Encoding squence or word

I want to implement the encoding for a sequence and through HTM detect anomaly.
For example,the sequence is ABCD, when i input ABCFcan detect it has anomaly.How can i implement encoding for ABCD &ABCF,how can i convert it to SDR?

In addition,encoding for a word ,how can i convert a word to SDR?

1 Like

Are you sure that’s what you need? I’m pretty sure you can just pass in A,B,C,D at different steps and the model will interpret the sequence appropriately.

Use the category encoder: http://nupic.docs.numenta.org/stable/api/algorithms/encoders.html#category-encoders

1 Like

Please see our Quick Start docs. Once you get a sample application running, you can start trying to change the encoder to a CategoryEncoder. Here is another example of using a category encoder.

Thank you, i used categoryEncoder to predicted sequence yesterday and got the result,but the result not ideal.you can see follow:
|2017/11/8 0:59|A|A|
|2017/11/8 1:59|B|B|
|2017/11/8 2:59|C|C|
|2017/11/8 3:59|D|D|
|2017/11/8 4:59|E|E|
|2017/11/8 5:59|A|A|
|2017/11/8 6:59|B|B|
|2017/11/8 7:59|C|C|
|2017/11/8 8:59|D|D|
|2017/11/8 9:59|E|E|
|2017/11/8 10:59|A|B|
|2017/11/8 11:59|B|C|
|2017/11/8 12:59|C|D|
|2017/11/8 13:59|D|E|
|2017/11/8 14:59|E|A|
|2017/11/8 15:59|A|B|
|2017/11/8 16:59|B|C|
|2017/11/8 17:59|C|D|
|2017/11/8 18:59|D|E|
|2017/11/8 19:59|E|A|
|2017/11/8 20:59|E|A|
|2017/11/8 21:59|A|B|
|2017/11/8 22:59|B|C|
|2017/11/8 23:59|C|D|
|2017/11/9 0:59|D|E|
|2017/11/9 1:59|E|A|
|2017/11/9 2:59|A|B|
|2017/11/9 3:59|B|C|
|2017/11/9 4:59|C|D|
|2017/11/9 5:59|D|E|
|2017/11/9 6:59|E|A|
|2017/11/9 7:59|A|B|
|2017/11/9 8:59|B|C|
|2017/11/9 9:59|F|A|
|2017/11/9 10:59|C|D|
|2017/11/9 11:59|D|E|
|2017/11/9 12:59|E|A|
|2017/11/9 13:59|A|B|
|2017/11/9 14:59|B|F|
There are two anomal to the above data.the correct sequence is A-B-C-D-E,but when i input A-B-F-C-D-E-A-B,predicted sequence is A-B-C-A-D-E,i think this predicted result A where after C is error ,What can I do to get rid of the anomal category F make the prediction normally as A-B-C-D-E?

How many rows of data have you feed the model by the time it sees this data and makes these predictions?

When I align the predictions with the data, it doesn’t look like it is performing that poorly, especially if this is all the data it has seen so far:

thank you , There are thousands of lines of data for our’s, and the overall effect is still good. But i have a question ,When I encounter anomaly F in my sequence of A-B-C-D-E, is there any operation to eliminate the anomaly F or in other words F is a noise .What should I do to prevent the prediction from being affected by noise ?
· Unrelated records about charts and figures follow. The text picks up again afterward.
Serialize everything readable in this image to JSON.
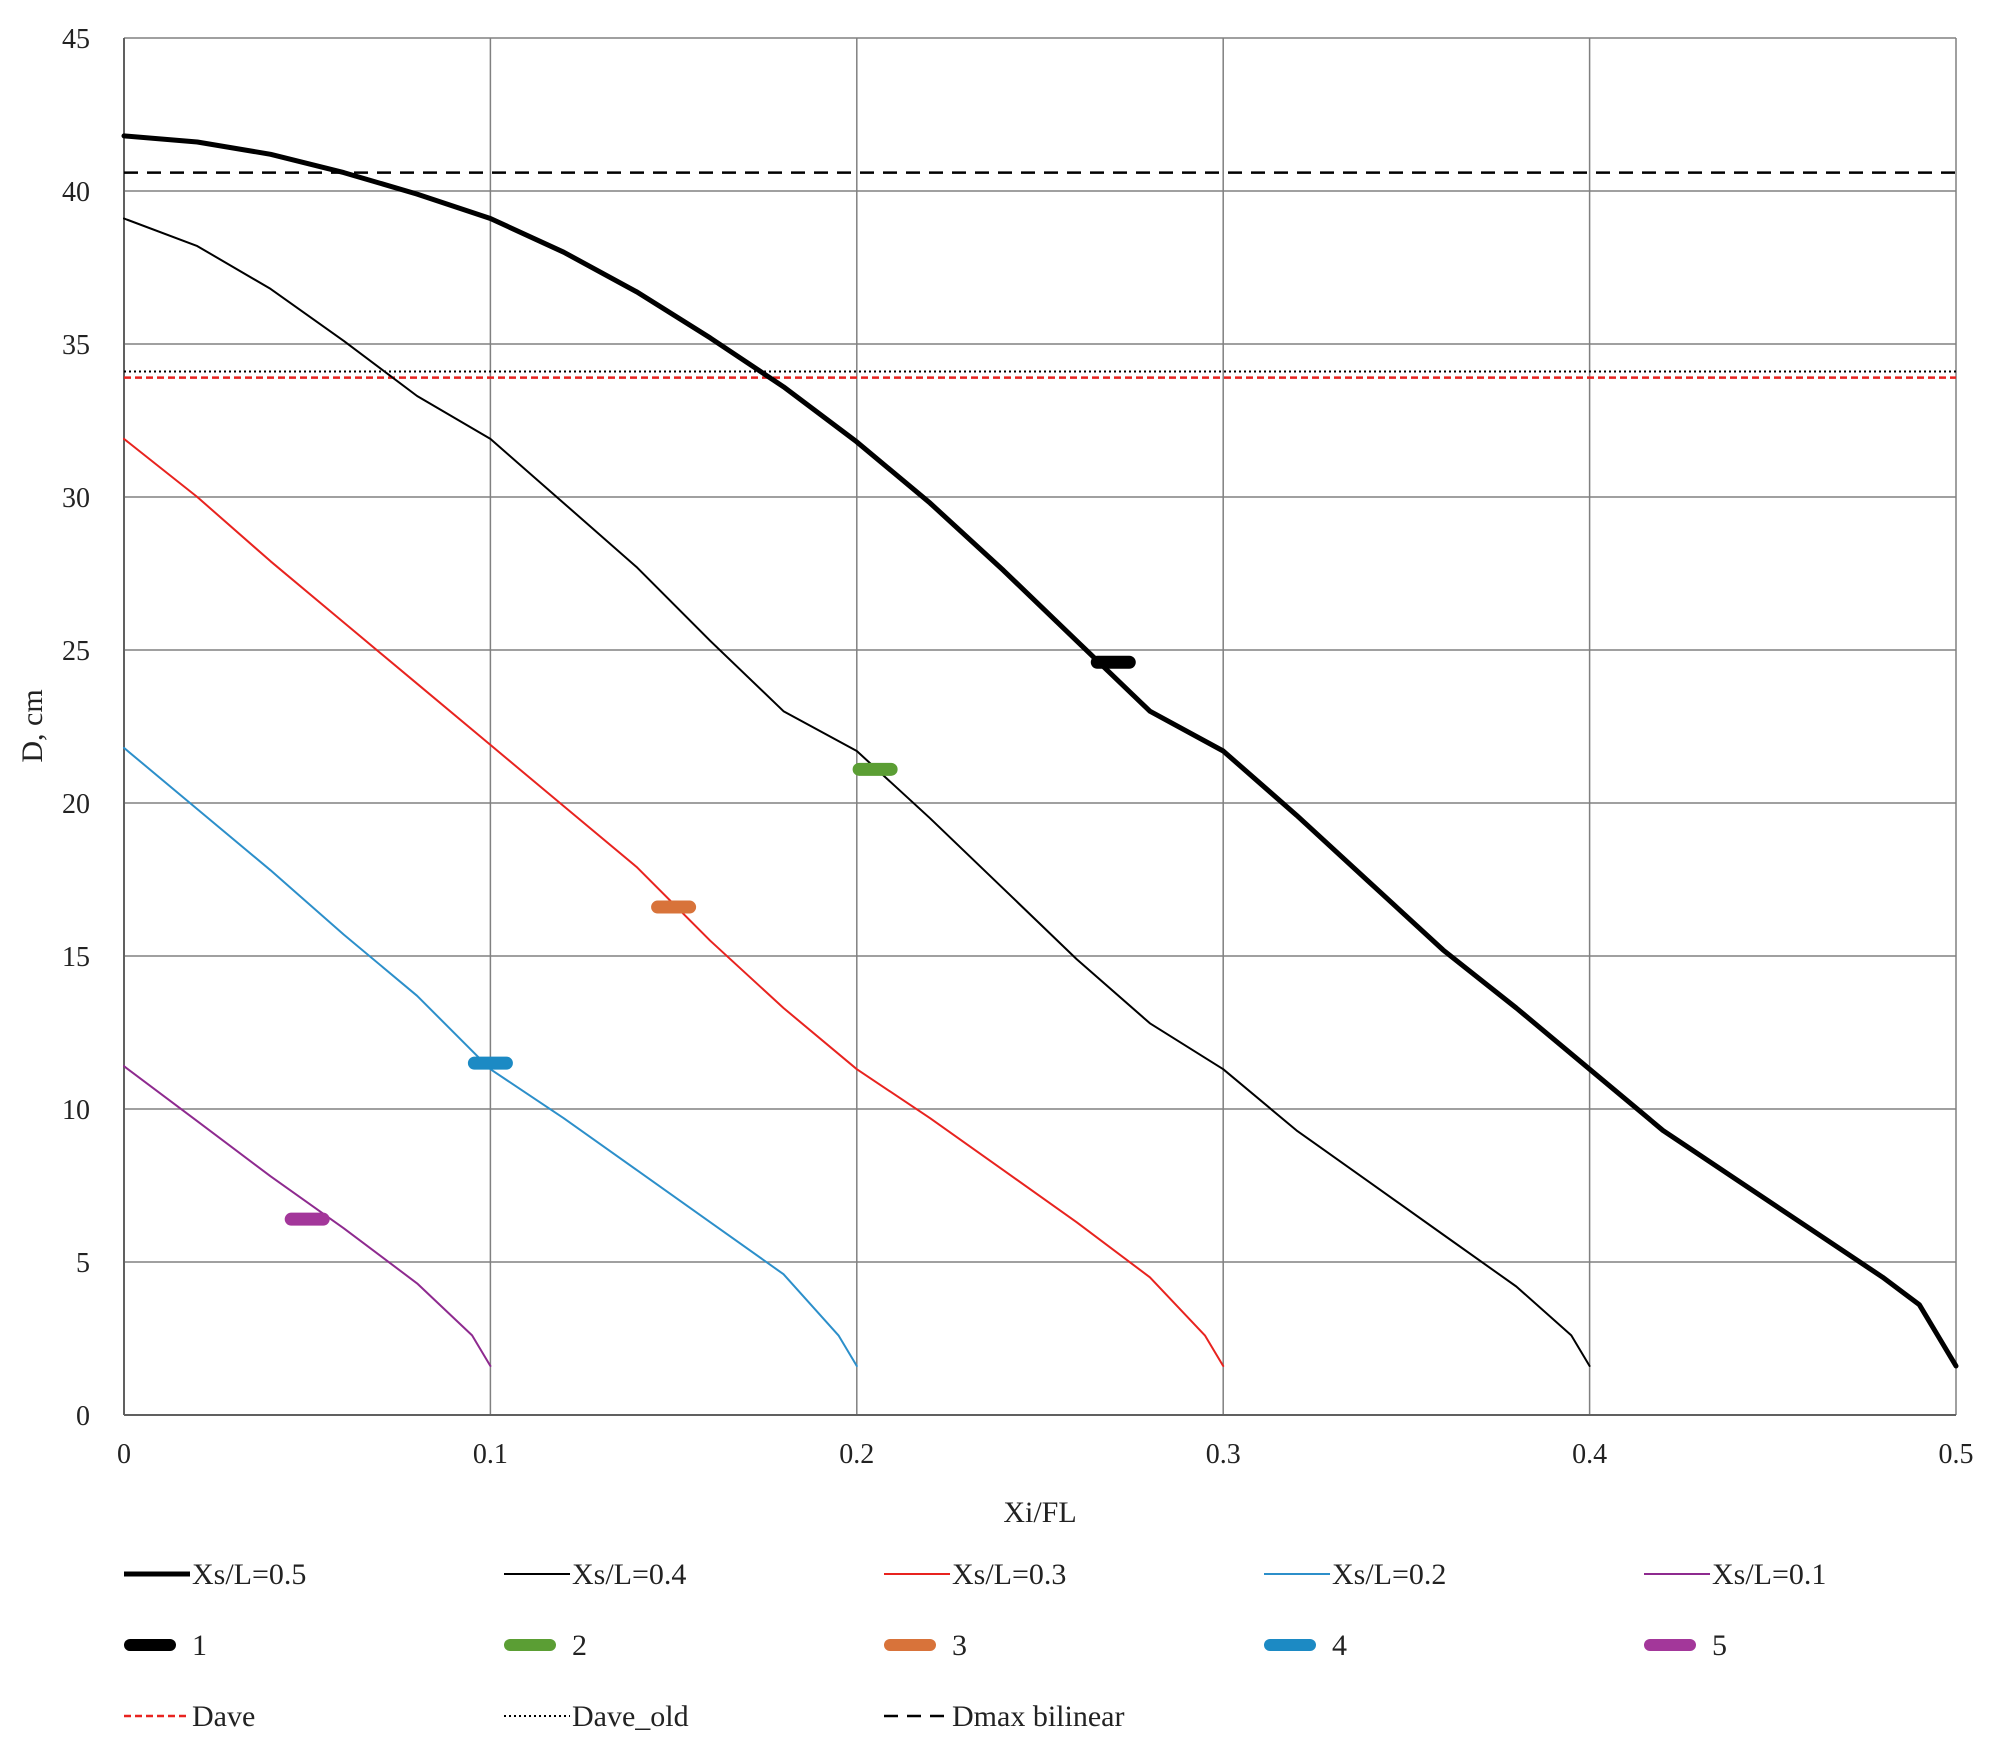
{
  "chart_data": {
    "type": "line",
    "title": "",
    "xlabel": "Xi/FL",
    "ylabel": "D, cm",
    "xlim": [
      0,
      0.5
    ],
    "ylim": [
      0,
      45
    ],
    "xticks": [
      "0",
      "0.1",
      "0.2",
      "0.3",
      "0.4",
      "0.5"
    ],
    "yticks": [
      "0",
      "5",
      "10",
      "15",
      "20",
      "25",
      "30",
      "35",
      "40",
      "45"
    ],
    "grid": true,
    "legend_position": "bottom",
    "series": [
      {
        "name": "Xs/L=0.5",
        "color": "#000000",
        "style": "solid-thick",
        "x": [
          0,
          0.02,
          0.04,
          0.06,
          0.08,
          0.1,
          0.12,
          0.14,
          0.16,
          0.18,
          0.2,
          0.22,
          0.24,
          0.26,
          0.28,
          0.3,
          0.32,
          0.34,
          0.36,
          0.38,
          0.4,
          0.42,
          0.44,
          0.46,
          0.48,
          0.49,
          0.495,
          0.5
        ],
        "y": [
          41.8,
          41.6,
          41.2,
          40.6,
          39.9,
          39.1,
          38.0,
          36.7,
          35.2,
          33.6,
          31.8,
          29.8,
          27.6,
          25.3,
          23.0,
          21.7,
          19.6,
          17.4,
          15.2,
          13.3,
          11.3,
          9.3,
          7.7,
          6.1,
          4.5,
          3.6,
          2.6,
          1.6
        ]
      },
      {
        "name": "Xs/L=0.4",
        "color": "#000000",
        "style": "solid",
        "x": [
          0,
          0.02,
          0.04,
          0.06,
          0.08,
          0.1,
          0.12,
          0.14,
          0.16,
          0.18,
          0.2,
          0.22,
          0.24,
          0.26,
          0.28,
          0.3,
          0.32,
          0.34,
          0.36,
          0.38,
          0.395,
          0.4
        ],
        "y": [
          39.1,
          38.2,
          36.8,
          35.1,
          33.3,
          31.9,
          29.8,
          27.7,
          25.3,
          23.0,
          21.7,
          19.5,
          17.2,
          14.9,
          12.8,
          11.3,
          9.3,
          7.6,
          5.9,
          4.2,
          2.6,
          1.6
        ]
      },
      {
        "name": "Xs/L=0.3",
        "color": "#e8231f",
        "style": "solid",
        "x": [
          0,
          0.02,
          0.04,
          0.06,
          0.08,
          0.1,
          0.12,
          0.14,
          0.16,
          0.18,
          0.2,
          0.22,
          0.24,
          0.26,
          0.28,
          0.295,
          0.3
        ],
        "y": [
          31.9,
          30.0,
          27.9,
          25.9,
          23.9,
          21.9,
          19.9,
          17.9,
          15.5,
          13.3,
          11.3,
          9.7,
          8.0,
          6.3,
          4.5,
          2.6,
          1.6
        ]
      },
      {
        "name": "Xs/L=0.2",
        "color": "#2c8fca",
        "style": "solid",
        "x": [
          0,
          0.02,
          0.04,
          0.06,
          0.08,
          0.1,
          0.12,
          0.14,
          0.16,
          0.18,
          0.195,
          0.2
        ],
        "y": [
          21.8,
          19.8,
          17.8,
          15.7,
          13.7,
          11.3,
          9.7,
          8.0,
          6.3,
          4.6,
          2.6,
          1.6
        ]
      },
      {
        "name": "Xs/L=0.1",
        "color": "#8e2a8f",
        "style": "solid",
        "x": [
          0,
          0.02,
          0.04,
          0.06,
          0.08,
          0.095,
          0.1
        ],
        "y": [
          11.4,
          9.6,
          7.8,
          6.1,
          4.3,
          2.6,
          1.6
        ]
      }
    ],
    "markers": [
      {
        "name": "1",
        "color": "#000000",
        "x": 0.27,
        "y": 24.6
      },
      {
        "name": "2",
        "color": "#5b9e34",
        "x": 0.205,
        "y": 21.1
      },
      {
        "name": "3",
        "color": "#d8733a",
        "x": 0.15,
        "y": 16.6
      },
      {
        "name": "4",
        "color": "#1c8ac4",
        "x": 0.1,
        "y": 11.5
      },
      {
        "name": "5",
        "color": "#a3379a",
        "x": 0.05,
        "y": 6.4
      }
    ],
    "hlines": [
      {
        "name": "Dave",
        "color": "#e8231f",
        "style": "dashed-fine",
        "y": 33.9
      },
      {
        "name": "Dave_old",
        "color": "#000000",
        "style": "dotted",
        "y": 34.1
      },
      {
        "name": "Dmax bilinear",
        "color": "#000000",
        "style": "dashed",
        "y": 40.6
      }
    ]
  }
}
Just based on the actual/predicted values you posted, it looks like the learning may be higher than you want. With your current settings, presumably entering the correct sequence A-B-C-D-E again a couple times should get it predicting C after A-B again. If you lower the permanence increment and decrement values, then noise/errors will have less impact on the predictions (at the cost of more iterations to learn new sequences).

That said, when F is encountered the first time as in your above data, it isn’t going to predict C, because C never followed A-B-F (so it never learned a sequence like A-B-F-C-D-E). However, if you were to input F again after the last row you listed, it would probably predict C (because this time it would remember the previous variation)

1 Like

thanks for the feedback,I will try the method as you said.